I picked up this 1939(?) Elgin with speedo/clock dash last weekend. Front fender was crushed as some point. Looking for any information on this bike as well as the correct aluminum front fender. Thanks!


----------



## Freqman1 (Mar 4, 2015)

Awesome bike. It looks like this was some sort of special deluxe version of this model. That appears to be a Westfield dash and because this is a Westfield built bike likely came that way. Personally I think the front fender may be salvageable. Maybe Ivo or someone has some literature on this bike. V/r Shawn


----------



## cyclonecoaster.com (Mar 4, 2015)

Roll the fender ...or send it to someone that can do it ... it is definitely salvageable .. The speedo set up is from a Columbia & was most likely added to the bicycle at some point .. Frank


----------



## scrubbinrims (Mar 4, 2015)

I can roll that fender, definitely can be mended and rare so you gotta carlalotta!
That dash was available as a sears catalog accessory in the lates 30's and have turned up on streamlined orioles, so not yanked from a Columbia.
May actually be original to this model.
Chris


----------



## rustjunkie (Mar 4, 2015)

This is a Murray-built bike folks


----------



## jpromo (Mar 4, 2015)

rustjunkie said:


> This is a Murray-built bike folks




Indeed she is. Even then, if it was offered through the Sears catalog as Chris mentioned, it could very well be original. Looks like somebody left their bike laying in the driveway and dad backed over it.. great bike though. And good to see you back!


----------



## rustjunkie (Mar 4, 2015)

jpromo said:


> Even then, if it was offered through the Sears catalog as Chris mentioned, it could very well be original.

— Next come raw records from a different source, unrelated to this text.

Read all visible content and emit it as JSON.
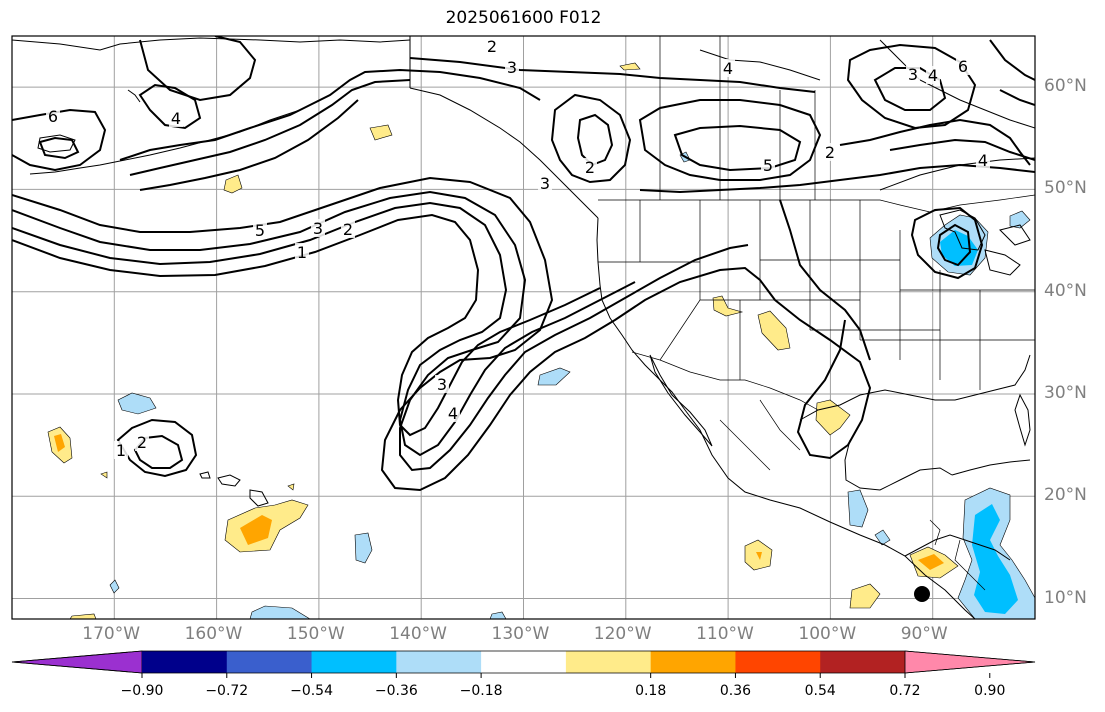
{
  "title": "2025061600 F012",
  "map": {
    "lon_range": [
      -180,
      -80
    ],
    "lat_range": [
      8,
      65
    ],
    "lat_labels": [
      "60°N",
      "50°N",
      "40°N",
      "30°N",
      "20°N",
      "10°N"
    ],
    "lon_labels": [
      "170°W",
      "160°W",
      "150°W",
      "140°W",
      "130°W",
      "120°W",
      "110°W",
      "100°W",
      "90°W"
    ],
    "contour_color": "#000000",
    "gridline_color": "#a0a0a0",
    "contour_labels": [
      "2",
      "3",
      "4",
      "6",
      "3",
      "4",
      "6",
      "2",
      "3",
      "4",
      "5",
      "2",
      "5",
      "4",
      "3",
      "2",
      "1",
      "3",
      "4",
      "2",
      "1"
    ]
  },
  "colorbar": {
    "colors": [
      "#9b30d0",
      "#00008b",
      "#3a5fcd",
      "#00bfff",
      "#aeddf8",
      "#ffffff",
      "#ffeb8a",
      "#ffa500",
      "#ff4500",
      "#b22222",
      "#ff88aa"
    ],
    "ticks": [
      "−0.90",
      "−0.72",
      "−0.54",
      "−0.36",
      "−0.18",
      "0.18",
      "0.36",
      "0.54",
      "0.72",
      "0.90"
    ]
  }
}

Yes, wasn't implying the bike is not original (I've seen others like this), just clarifying the maker.


----------



## vincev (Mar 4, 2015)

Really sweet find.


----------



## bikesnbuses (Mar 4, 2015)

Nice!Ive never seen one w/ the dash!


----------



## bikewhorder (Mar 4, 2015)

In the right hands I'm sure those fenders could be made very presentable especially if they are not ripped.  Those were also used on the Twin 60's and are worth $500+++ by themselves.  Your rear fender would have holes for the skirt guards though so that would detract slightly from the value. Nice find, It would be cool to see if that paint could be brought back to life.  -Chris


----------



## catfish (Mar 4, 2015)

Great find!


----------



## Joe Buffardi (Mar 7, 2015)

Neat! Those fenders are hens teeth. They will straighten out with some love.


----------



## slick (Mar 7, 2015)

I would have taken it home as well. Killer bike. 

If you do find a better aluminum fender and decide to swap it, ill buy that one. 

It's great to see you posting again. Miss seeing all the great girls bikes you have.


----------



## ZOOK (Mar 7, 2015)

That bike has found a great home and will probably be well cared for. Great find as always.  Not sure how you find all those cool bikes!


----------



## carlalotta (Mar 9, 2015)

Thanks everyone! Picked this bike up at a rural estate sale about 20 minutes from my parent's house. I honestly didn't know the fenders were so rare when I got it. I had never seen them before but I also know that just because I havent seen something before doesn't mean it's rare or valuable haha It was certainly a nice surprise to find out they were  I am going to have the fender rolled by a professional and clean the bike up but leave it original. I was excited when I got it but now I am even more excited to have a keeper!


----------